The 1.0 TSI Leon was satisfying to drive, and it has been the same story with the 1.5 TSI; that sweet gearbox, the modest engine, keen chassis and taut steering combine to make this an enjoyable car with which to exploit inviting country roads. The Leon is positioned as the more exciting sister of the Volkswagen Golf, and it shows.
This Leon is in Xcellence trim, which Seat calls “the indulgent one”. Indeed, it’s enhanced with a reversing camera and keyless entry and start in addition to the fullLED lights, scrolling indicators, four selectable driving modes, ‘microsuede’ upholstery, tri-zone climate control, seat heating, heated leather steering wheel, rain-sensing wipers, wireless phone charger, ambient interior lighting, electric adjustment for the driver’s seat, manual height adjustment for the front passenger seat and adjustable lumbar support for both that are added by the FR and FR Sport trims below. It’s hard to argue with Seat’s claim that it “oozes class”, regardless of how much that verb makes me shudder.

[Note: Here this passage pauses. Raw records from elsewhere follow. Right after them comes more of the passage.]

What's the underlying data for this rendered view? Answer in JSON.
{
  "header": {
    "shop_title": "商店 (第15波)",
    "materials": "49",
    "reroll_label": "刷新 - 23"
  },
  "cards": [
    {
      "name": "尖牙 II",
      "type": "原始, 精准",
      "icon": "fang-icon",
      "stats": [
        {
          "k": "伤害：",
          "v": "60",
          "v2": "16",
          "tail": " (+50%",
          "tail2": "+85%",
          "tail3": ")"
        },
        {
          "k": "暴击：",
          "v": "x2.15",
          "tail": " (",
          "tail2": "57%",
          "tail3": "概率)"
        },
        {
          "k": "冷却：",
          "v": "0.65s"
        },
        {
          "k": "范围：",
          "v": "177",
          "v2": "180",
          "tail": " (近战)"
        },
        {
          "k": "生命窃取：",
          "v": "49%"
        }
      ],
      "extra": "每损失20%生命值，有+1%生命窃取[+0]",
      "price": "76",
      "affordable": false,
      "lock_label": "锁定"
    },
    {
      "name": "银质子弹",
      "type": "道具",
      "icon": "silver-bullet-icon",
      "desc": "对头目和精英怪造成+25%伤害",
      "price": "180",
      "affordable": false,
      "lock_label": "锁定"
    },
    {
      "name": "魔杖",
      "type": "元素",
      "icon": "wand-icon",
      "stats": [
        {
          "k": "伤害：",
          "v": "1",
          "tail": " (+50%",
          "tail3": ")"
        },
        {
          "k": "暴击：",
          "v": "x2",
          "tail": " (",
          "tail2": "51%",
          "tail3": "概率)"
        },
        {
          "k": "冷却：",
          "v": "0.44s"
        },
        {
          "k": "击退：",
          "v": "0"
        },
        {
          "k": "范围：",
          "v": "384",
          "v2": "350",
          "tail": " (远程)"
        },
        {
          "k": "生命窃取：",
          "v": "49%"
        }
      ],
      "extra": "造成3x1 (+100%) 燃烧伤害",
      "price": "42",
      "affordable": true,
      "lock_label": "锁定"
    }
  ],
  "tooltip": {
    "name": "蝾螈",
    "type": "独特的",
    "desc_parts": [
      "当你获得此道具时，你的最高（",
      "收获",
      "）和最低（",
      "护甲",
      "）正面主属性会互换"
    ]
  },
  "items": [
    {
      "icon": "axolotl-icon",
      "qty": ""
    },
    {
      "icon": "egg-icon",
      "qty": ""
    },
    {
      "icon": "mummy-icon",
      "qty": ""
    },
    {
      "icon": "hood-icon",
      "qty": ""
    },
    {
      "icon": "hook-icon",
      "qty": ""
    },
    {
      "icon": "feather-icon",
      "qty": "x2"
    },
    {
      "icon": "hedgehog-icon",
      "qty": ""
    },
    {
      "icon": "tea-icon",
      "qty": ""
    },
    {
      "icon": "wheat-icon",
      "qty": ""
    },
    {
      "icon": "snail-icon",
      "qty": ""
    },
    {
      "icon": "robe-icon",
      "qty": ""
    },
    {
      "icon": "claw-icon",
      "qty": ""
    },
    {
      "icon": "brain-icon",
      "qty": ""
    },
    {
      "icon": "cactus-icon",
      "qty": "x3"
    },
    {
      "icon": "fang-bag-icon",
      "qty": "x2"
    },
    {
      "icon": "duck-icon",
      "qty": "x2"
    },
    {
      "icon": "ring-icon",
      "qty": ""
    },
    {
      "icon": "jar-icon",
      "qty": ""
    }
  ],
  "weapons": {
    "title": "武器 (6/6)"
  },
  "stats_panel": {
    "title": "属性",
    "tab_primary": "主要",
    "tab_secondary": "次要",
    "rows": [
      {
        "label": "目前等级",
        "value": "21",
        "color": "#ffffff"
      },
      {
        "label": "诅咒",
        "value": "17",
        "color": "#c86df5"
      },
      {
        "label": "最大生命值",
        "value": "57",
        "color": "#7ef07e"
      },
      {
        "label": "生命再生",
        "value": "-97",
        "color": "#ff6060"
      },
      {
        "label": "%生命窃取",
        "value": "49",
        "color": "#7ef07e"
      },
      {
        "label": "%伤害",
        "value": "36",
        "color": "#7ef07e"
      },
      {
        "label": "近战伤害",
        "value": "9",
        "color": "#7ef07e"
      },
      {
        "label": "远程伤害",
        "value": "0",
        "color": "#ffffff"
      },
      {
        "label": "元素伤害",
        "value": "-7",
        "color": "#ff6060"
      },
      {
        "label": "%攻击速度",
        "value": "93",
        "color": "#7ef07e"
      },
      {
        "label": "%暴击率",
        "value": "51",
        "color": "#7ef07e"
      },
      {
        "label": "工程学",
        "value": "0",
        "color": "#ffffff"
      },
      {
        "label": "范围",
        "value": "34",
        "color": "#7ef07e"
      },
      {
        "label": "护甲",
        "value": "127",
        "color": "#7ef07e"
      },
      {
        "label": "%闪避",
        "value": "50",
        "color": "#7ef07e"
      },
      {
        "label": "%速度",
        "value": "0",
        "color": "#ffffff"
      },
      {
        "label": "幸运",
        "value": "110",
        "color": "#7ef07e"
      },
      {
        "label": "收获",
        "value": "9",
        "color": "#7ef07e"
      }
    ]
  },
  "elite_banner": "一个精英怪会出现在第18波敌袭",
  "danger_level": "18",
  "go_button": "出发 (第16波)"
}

For the record, range-topping Xcellence Lux trim adds leather seats, hands-free tailgate opening, high-beam assistance and adaptive cruise control. Honestly, I’m happy to miss out on those first three things and delighted to avoid the last one.
Has the Leon made a good first impression, then? Hmm. ‘Mixed’ would be the best descriptor. At least my bad feelings come from a single source: the infotainment. To my chagrin, the first thing I noticed was the lack of dashboard buttons and, worse still, the touch-sensitive sliders for the temperature and volume that had so irritated me in the new Golf, beneath the same 10.0in touchscreen.
My fingers are crossed in the hope that an extended period can change my first impression of this being the old Leon – of which I was a big fan – made better to drive and more efficient but with an inferior interior.
Family car fun Running an electric SUV, I forgot how fun a family car can be. The Leon’s engine, gearbox, steering and chassis make a great team.
Temperature sliders Why can’t I have a dial to adjust the temperature? One to, you know, use reliably in the dark and without looking away from the road.